Timothy Miller: When I was in highschool, back in the late 80's, I developed a terminal program, ANSITerm, for my Atari ST which was unique in that it could display 80 column text in 16 colors, something that was "impossible" for the Atari ST but very important for most bulletin boards. For that, I had to write text rendering code in carefully-optimized 68000 assembly. I guess you could say that was one of my early exposures to something resembling graphics driver development.
When I was in college, my senior project was a ray tracer. Certainly nothing like Pov Ray, but it got me an A. I also took a grad course in graphics.
At Tech Source, I've developed the bulk of the code for X11 drivers for at least 13 different GPU chips from a number of different vendors, including our own chip, TROZ.
My first exposure to ASIC design was MOX. MOX (named for the X11 extension Multiple Overlay eXtension) is a video post-processing chip that manages multiple bit-plane groups of overlays on a per-pixel basis. It's necessary for ATC systems that need an efficient way to deal with multiple independent layers of information. MOX is an open standard that was published in the May 1996 issue of The X Journal, written by John Kulesza and Peter Feil. I didn't contribute much to the design of the MOX chip, although I did the X11 extension code for it.
In 2000, we decided to develop our own GPU to be optimized for ATC applications. We named this chip "TROZ" after something a famous cartoon character liked to say. I was picked to do the job, because I had the most intimate understanding of what we needed the chip to do. (Among other things, ATC (Air Traffic Control) systems require high resolution (2048x2048@60 and above), high dot rates, and certain minimum performance figures on various functions.) I taught myself Verilog and chip design in general, although I should say that learning Verilog is about 1% of what you need to know to design chips. In the end, I developed the HDL for the PCI interface, the rendering core, the video controller, and various bits of interconnect logic. Other engineers did the memory controller, the peripheral/PROM interface, and all the physical stuff involving timing analysis, floor-planning, layout, pinouts, electrical, etc. This chip is currently in use in a number of our products, mostly ATC.
I've also contributed to a number of FPGA designs since then, including video post-processing for Medical Imaging and an updated version of MOX.
Open Graphics Project:
JA: Does the project have an official name?
Timothy Miller: Depends on what you mean by "official". We're calling ourselves the "Open Graphics Project", and that's alright. We're still trying to come up with a good name for the chip.
JA: What's the current status of the graphics card?
Timothy Miller: We're winding down the second phase. The first phase was to get community feedback to find out what features are necessary for a finished product. The second phase was to implement a software model of the 3D renderer so that the correctness of our design could be proven.

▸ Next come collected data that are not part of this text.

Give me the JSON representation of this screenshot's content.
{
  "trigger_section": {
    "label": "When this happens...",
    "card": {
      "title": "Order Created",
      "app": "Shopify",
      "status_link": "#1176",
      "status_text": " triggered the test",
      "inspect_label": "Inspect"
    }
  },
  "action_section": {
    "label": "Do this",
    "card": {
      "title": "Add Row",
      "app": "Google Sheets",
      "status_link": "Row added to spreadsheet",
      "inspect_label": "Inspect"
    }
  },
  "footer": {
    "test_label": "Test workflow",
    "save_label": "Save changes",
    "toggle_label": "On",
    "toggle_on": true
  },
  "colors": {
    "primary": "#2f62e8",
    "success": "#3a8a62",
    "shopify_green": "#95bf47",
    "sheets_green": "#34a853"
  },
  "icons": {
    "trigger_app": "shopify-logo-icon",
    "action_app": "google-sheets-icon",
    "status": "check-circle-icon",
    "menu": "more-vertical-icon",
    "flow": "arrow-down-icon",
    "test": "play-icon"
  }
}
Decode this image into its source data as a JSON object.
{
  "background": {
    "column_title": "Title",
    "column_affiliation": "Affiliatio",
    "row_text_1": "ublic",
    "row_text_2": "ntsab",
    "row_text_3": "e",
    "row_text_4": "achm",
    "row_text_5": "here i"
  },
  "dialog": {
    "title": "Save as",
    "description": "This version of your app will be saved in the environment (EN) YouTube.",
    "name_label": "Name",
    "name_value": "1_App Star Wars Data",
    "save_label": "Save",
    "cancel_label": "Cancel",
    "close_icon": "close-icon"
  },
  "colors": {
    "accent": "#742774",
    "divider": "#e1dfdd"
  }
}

Right now, the software model is nearly complete. At this point, it's been through a number of successful tests but needs more testing, and it needs the missing 2D features to be added in.
The design we have at present basically amounts to the second half of the OpenGL pipeline. We've been going from the OpenGL 2.0 spec, but we're leaving out a number of features that our experts determine to be not so important that they're worth impacting other features. I guess you could say that we implement most of OpenGL 1.3 plus a number of features from 1.4 onward. All geometry and vertex processing will be done in software in the host computer. That will generate rasterizer parameters for our hardware which implements a fixed-function fragment pipeline.
JA: What does this mean to a non-graphics card developer? Will performance suffer because geometry and vertex processing is done in software on the host computer?
Timothy Miller In short, yes, for a lot of really high-end 3D graphics, performance will suffer. Geometry and vertex processing takes a fair amount of computational power, and those GPUs that do it in hardware will naturally have a performance advantage.
But it needs to be clear that this project is intending to meet a common need, not push the bleeding edge of 3D technology. For 90% of what you want to do, its performance will be MORE than adequate. Our first priority is to provide acceleration for desktop and workstation graphics, including the new 3D GUIs that people are working on. (Think MacOS X whose "2D" desktop is really done entirely by the 3D engine; Longhorn will do the same, and KDE and GNOME are catching up too.) Our second priority is acceleration for the most common 3D graphics applications.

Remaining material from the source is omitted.